Grandma bobbed gently up and down as she walked the hall; she made a circuit with Millie Jo, coming back into my line of view every ten seconds or so. I felt just this side of insane as I sat motionlessly and studied the slice of light thrown by the overhead fixture in the hallway. My hair was dirty, I had worn the same pair of sweatpants for the past three weeks, my nails were bitten to the quick and my child seemed to hate me. I couldn’t reconcile her unceasing weeping in any other way.
I hate this, I thought, and then instantly cringed from the piercing guilt. No, I don’t mean that. I don’t hate my life. I just hate that I’m so tired and nasty-looking right now. I hate that I can’t think straight and that my baby won’t stop screaming. Why? What’s wrong with her?

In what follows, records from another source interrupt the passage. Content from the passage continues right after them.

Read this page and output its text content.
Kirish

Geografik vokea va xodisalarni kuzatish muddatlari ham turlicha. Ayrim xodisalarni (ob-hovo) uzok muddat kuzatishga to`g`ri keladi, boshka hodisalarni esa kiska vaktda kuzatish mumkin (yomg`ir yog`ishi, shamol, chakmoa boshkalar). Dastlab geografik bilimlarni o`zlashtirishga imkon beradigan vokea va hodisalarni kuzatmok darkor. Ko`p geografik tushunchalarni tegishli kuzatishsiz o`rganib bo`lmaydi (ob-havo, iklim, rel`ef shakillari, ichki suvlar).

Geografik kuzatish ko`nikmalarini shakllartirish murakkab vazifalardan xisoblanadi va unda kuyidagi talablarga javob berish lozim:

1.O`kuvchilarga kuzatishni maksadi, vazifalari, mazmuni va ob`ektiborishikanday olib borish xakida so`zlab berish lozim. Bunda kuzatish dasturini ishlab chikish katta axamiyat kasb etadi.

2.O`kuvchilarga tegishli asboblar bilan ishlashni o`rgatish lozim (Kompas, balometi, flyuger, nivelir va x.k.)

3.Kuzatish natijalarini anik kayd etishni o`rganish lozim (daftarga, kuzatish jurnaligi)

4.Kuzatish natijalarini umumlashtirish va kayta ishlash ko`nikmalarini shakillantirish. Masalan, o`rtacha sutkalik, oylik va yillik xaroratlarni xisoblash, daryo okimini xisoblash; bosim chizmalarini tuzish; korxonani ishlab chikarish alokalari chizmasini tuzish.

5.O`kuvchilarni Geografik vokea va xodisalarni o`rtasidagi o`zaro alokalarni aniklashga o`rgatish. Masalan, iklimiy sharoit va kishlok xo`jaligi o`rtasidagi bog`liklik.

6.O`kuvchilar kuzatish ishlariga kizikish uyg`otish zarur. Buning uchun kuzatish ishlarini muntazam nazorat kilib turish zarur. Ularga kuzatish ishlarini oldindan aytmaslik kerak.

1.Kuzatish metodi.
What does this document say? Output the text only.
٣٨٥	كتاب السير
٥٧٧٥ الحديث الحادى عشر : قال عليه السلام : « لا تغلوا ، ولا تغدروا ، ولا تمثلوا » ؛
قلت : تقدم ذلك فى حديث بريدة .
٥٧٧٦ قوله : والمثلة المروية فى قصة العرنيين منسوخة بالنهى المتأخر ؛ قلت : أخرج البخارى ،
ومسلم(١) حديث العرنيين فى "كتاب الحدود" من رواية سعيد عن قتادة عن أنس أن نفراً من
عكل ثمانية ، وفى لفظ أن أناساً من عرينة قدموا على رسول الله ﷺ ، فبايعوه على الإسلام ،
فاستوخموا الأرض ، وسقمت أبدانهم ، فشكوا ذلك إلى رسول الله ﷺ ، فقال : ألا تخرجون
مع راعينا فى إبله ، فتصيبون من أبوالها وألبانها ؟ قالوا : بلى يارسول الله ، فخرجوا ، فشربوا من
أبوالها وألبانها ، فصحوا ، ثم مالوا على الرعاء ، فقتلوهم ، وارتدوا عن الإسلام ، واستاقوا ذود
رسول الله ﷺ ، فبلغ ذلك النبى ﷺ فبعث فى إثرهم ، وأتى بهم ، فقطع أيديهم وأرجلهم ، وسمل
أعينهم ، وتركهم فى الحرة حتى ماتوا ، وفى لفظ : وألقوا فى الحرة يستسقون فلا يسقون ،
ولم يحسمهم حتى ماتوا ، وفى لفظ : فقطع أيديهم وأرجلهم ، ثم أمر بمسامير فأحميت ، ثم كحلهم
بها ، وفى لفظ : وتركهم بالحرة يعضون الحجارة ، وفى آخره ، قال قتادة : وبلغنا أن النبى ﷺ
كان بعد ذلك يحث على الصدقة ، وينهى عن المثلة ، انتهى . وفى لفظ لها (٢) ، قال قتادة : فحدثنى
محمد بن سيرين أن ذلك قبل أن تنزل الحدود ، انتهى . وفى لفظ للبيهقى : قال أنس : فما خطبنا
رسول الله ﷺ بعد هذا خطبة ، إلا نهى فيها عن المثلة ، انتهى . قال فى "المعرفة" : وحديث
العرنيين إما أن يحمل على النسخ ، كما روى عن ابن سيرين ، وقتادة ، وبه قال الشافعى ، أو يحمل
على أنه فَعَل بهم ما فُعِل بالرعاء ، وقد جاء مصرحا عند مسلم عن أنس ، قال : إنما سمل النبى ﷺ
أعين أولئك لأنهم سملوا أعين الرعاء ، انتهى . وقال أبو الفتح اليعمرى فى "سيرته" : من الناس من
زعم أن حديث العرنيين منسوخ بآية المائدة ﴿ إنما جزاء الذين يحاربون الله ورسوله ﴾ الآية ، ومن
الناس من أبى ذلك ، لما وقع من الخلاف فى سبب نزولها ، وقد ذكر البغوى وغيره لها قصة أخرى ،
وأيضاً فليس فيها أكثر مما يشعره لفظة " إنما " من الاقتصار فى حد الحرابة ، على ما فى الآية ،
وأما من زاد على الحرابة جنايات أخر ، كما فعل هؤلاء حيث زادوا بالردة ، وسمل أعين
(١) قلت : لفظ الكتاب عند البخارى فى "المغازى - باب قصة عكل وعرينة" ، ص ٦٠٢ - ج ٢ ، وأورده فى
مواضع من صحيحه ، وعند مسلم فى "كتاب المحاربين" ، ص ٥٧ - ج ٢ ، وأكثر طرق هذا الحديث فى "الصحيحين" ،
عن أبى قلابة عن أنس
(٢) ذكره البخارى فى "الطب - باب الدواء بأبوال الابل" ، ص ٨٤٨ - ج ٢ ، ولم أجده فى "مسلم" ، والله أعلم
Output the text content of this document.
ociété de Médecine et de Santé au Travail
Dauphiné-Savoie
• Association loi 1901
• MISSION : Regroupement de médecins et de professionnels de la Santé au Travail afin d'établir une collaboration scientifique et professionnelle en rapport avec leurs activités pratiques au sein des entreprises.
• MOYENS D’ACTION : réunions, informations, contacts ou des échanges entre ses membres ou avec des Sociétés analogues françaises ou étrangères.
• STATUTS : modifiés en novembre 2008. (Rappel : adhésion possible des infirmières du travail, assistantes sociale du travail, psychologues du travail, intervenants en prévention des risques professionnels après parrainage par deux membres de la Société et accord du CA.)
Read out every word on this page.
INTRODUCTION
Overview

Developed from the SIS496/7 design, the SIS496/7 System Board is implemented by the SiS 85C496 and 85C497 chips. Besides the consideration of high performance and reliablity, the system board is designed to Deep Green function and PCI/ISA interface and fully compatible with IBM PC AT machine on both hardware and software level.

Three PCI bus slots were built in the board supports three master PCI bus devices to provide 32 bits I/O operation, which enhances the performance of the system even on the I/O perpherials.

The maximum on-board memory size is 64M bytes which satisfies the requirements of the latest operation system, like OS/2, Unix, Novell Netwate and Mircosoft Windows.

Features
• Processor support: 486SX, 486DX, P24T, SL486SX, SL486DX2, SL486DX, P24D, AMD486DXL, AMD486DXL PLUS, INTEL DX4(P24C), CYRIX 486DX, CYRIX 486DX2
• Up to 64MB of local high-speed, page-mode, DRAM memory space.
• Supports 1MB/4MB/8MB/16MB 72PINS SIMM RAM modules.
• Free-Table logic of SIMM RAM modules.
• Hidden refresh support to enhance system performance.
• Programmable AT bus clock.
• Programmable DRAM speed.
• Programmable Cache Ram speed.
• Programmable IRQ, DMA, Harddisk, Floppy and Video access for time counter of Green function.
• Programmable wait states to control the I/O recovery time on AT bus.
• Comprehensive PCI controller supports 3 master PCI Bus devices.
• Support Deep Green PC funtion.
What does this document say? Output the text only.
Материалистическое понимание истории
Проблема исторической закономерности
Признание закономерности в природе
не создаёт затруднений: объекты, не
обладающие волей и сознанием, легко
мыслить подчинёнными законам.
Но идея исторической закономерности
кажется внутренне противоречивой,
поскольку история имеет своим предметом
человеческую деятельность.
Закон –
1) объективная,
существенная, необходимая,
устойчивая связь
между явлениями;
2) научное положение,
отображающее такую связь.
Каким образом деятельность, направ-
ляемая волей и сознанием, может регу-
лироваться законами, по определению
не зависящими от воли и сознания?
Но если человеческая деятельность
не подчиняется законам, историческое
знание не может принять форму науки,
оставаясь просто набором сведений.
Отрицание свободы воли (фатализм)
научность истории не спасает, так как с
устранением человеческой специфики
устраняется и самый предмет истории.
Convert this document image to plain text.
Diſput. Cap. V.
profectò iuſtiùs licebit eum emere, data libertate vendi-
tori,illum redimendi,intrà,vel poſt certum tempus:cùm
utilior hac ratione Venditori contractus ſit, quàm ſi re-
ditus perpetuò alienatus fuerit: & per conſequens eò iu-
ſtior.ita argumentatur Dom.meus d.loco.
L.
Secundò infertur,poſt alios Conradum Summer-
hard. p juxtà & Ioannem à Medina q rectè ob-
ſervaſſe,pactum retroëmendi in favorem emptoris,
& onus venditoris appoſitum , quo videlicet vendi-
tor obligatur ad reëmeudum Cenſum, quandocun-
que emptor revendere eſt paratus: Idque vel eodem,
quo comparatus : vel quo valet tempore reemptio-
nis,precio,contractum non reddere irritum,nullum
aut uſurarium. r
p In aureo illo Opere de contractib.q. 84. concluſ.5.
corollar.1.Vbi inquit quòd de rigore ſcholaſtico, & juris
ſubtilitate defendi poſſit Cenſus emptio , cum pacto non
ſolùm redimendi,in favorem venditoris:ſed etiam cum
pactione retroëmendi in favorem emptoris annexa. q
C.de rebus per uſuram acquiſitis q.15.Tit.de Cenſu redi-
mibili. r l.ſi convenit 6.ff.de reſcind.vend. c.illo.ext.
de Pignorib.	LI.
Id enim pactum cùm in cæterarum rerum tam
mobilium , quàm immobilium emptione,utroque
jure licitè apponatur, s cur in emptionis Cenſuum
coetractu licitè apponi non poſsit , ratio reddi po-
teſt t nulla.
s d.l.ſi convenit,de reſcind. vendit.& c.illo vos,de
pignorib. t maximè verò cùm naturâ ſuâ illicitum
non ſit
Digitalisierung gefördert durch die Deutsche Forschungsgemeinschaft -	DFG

I slipped a thumbnail between my teeth before realizing there was nothing left to bite. It took me a moment to realize that Grandma had managed to quiet Millie Jo; the absence of sound pressed on my ears, seeming unfamiliar.
“Is she…” I whispered, hardly daring to breathe as Grandma crept soundlessly back into the bedroom.
She nodded and gently deposited Millie Jo onto the bed, where she had been sleeping with me since the night we’d brought her home from the hospital. I waited on eggshells, anticipating the wailing of the fire engine that was my baby’s vocal cords, but she curled up on her belly like a plump little puppy and blessedly continued sleeping.